Financial adviser admits ripping off elderly client
A financial adviser charged with stealing more than $550,000 from an elderly client has pleaded guilty.
Jon Schmidhammer entered his plea Tuesday morning in Franklin County Common Pleas Court to a count of unlawful securities practices. As part of the plea deal, prosecutors dropped a theft charge that carried a maximum penalty of 11 years in prison.
Now, he faces a maximum of eight years in prison and a fine of up to $15,000. Judge Mark Serrott warned Schmidhammer that he needs to start paying restitution.
“If you haven’t personally paid some money, I promise you prison,” Serrott said.
Schmidhammer, 62, of Dublin, was arrested in July after Upper Arlington police said he confessed to stealing from a client. Police said they were alerted by PNC Bank officials, who met with them and the 81-year-old woman about suspicious bank activity and checks written on her account. She told them she had not consented to money being taken from her account.

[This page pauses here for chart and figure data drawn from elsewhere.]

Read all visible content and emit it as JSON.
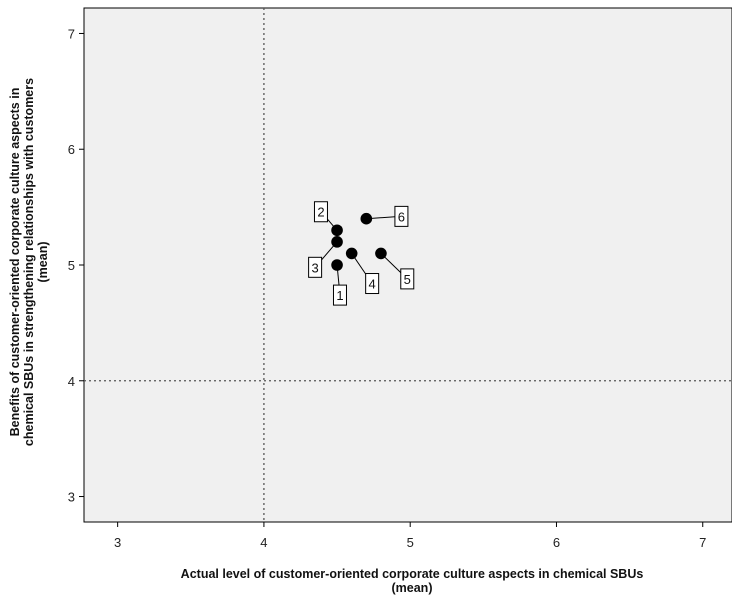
{
  "chart_data": {
    "type": "scatter",
    "title": "",
    "xlabel": "Actual level of customer-oriented corporate culture aspects in chemical SBUs",
    "xlabel_line2": "(mean)",
    "ylabel_line1": "Benefits of customer-oriented corporate culture aspects in",
    "ylabel_line2": "chemical SBUs in strengthening relationships with customers",
    "ylabel_line3": "(mean)",
    "xlim": [
      2.77,
      7.2
    ],
    "ylim": [
      2.78,
      7.22
    ],
    "xticks": [
      3,
      4,
      5,
      6,
      7
    ],
    "yticks": [
      3,
      4,
      5,
      6,
      7
    ],
    "reference_lines": {
      "x": 4,
      "y": 4,
      "style": "dotted"
    },
    "grid": false,
    "legend": "none",
    "colors": {
      "plot_background": "#f0f0f0",
      "marker": "#000000",
      "reference_line": "#555555"
    },
    "points": [
      {
        "label": "1",
        "x": 4.5,
        "y": 5.0,
        "label_x": 4.52,
        "label_y": 4.74
      },
      {
        "label": "2",
        "x": 4.5,
        "y": 5.3,
        "label_x": 4.39,
        "label_y": 5.46
      },
      {
        "label": "3",
        "x": 4.5,
        "y": 5.2,
        "label_x": 4.35,
        "label_y": 4.98
      },
      {
        "label": "4",
        "x": 4.6,
        "y": 5.1,
        "label_x": 4.74,
        "label_y": 4.84
      },
      {
        "label": "5",
        "x": 4.8,
        "y": 5.1,
        "label_x": 4.98,
        "label_y": 4.88
      },
      {
        "label": "6",
        "x": 4.7,
        "y": 5.4,
        "label_x": 4.94,
        "label_y": 5.42
      }
    ]
  }
}
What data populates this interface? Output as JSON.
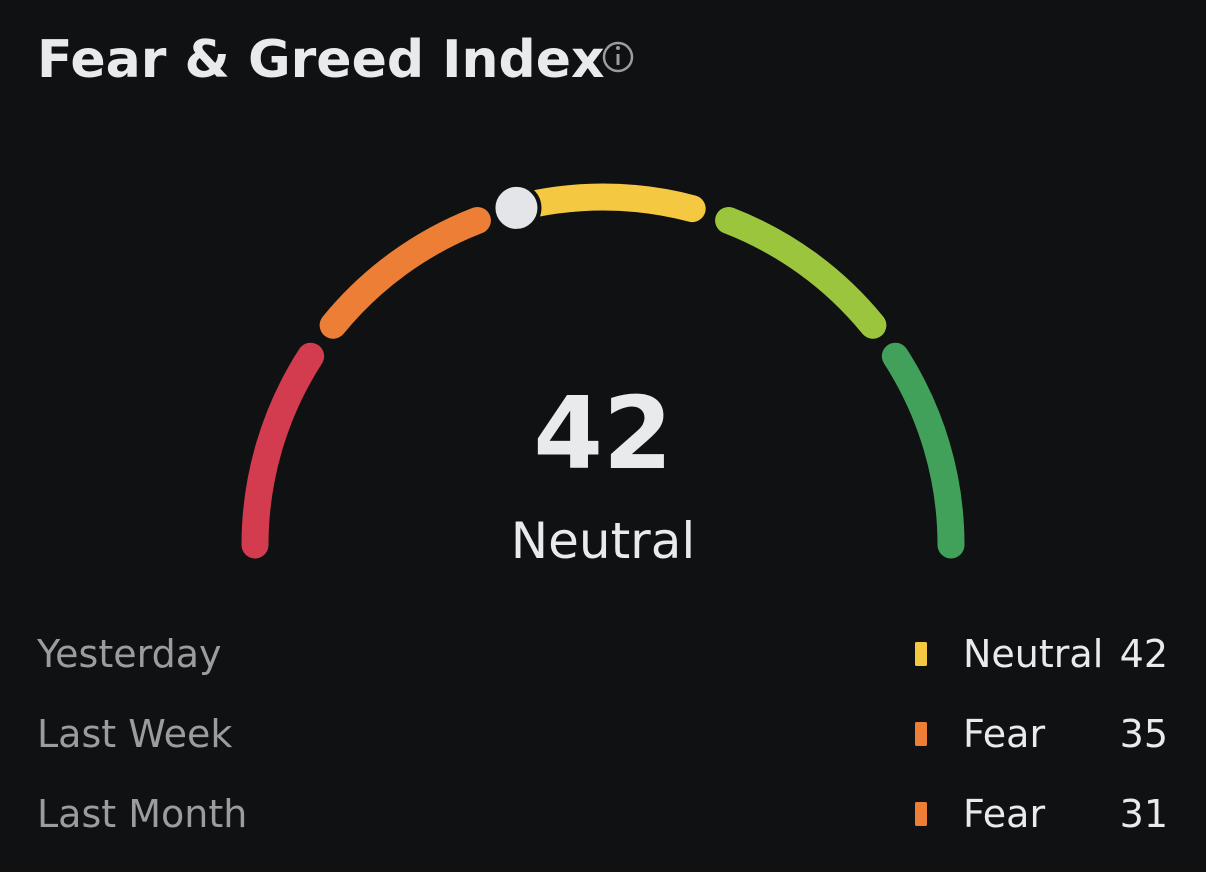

Police said an investigation revealed that Schmidhammer took $554,000 from the woman’s accounts over 1 years. Police said Schmidhammer confessed to taking the money by transferring it from another financial institution to a PNC Bank account and then withdrawing it.
“He was basically living off her,” said Assistant Prosecutor Jeff Blake.
Schmidhammer made the woman, whose memory was faulty at times, sign blank checks, which he then used to pay his bills. “He used the money to pay for personal expenses, gambling and family expenses for his girlfriend and children,” Blake said.
Judge Mark Serrott scheduled sentencing for May 4, following a pre-sentencing investigation.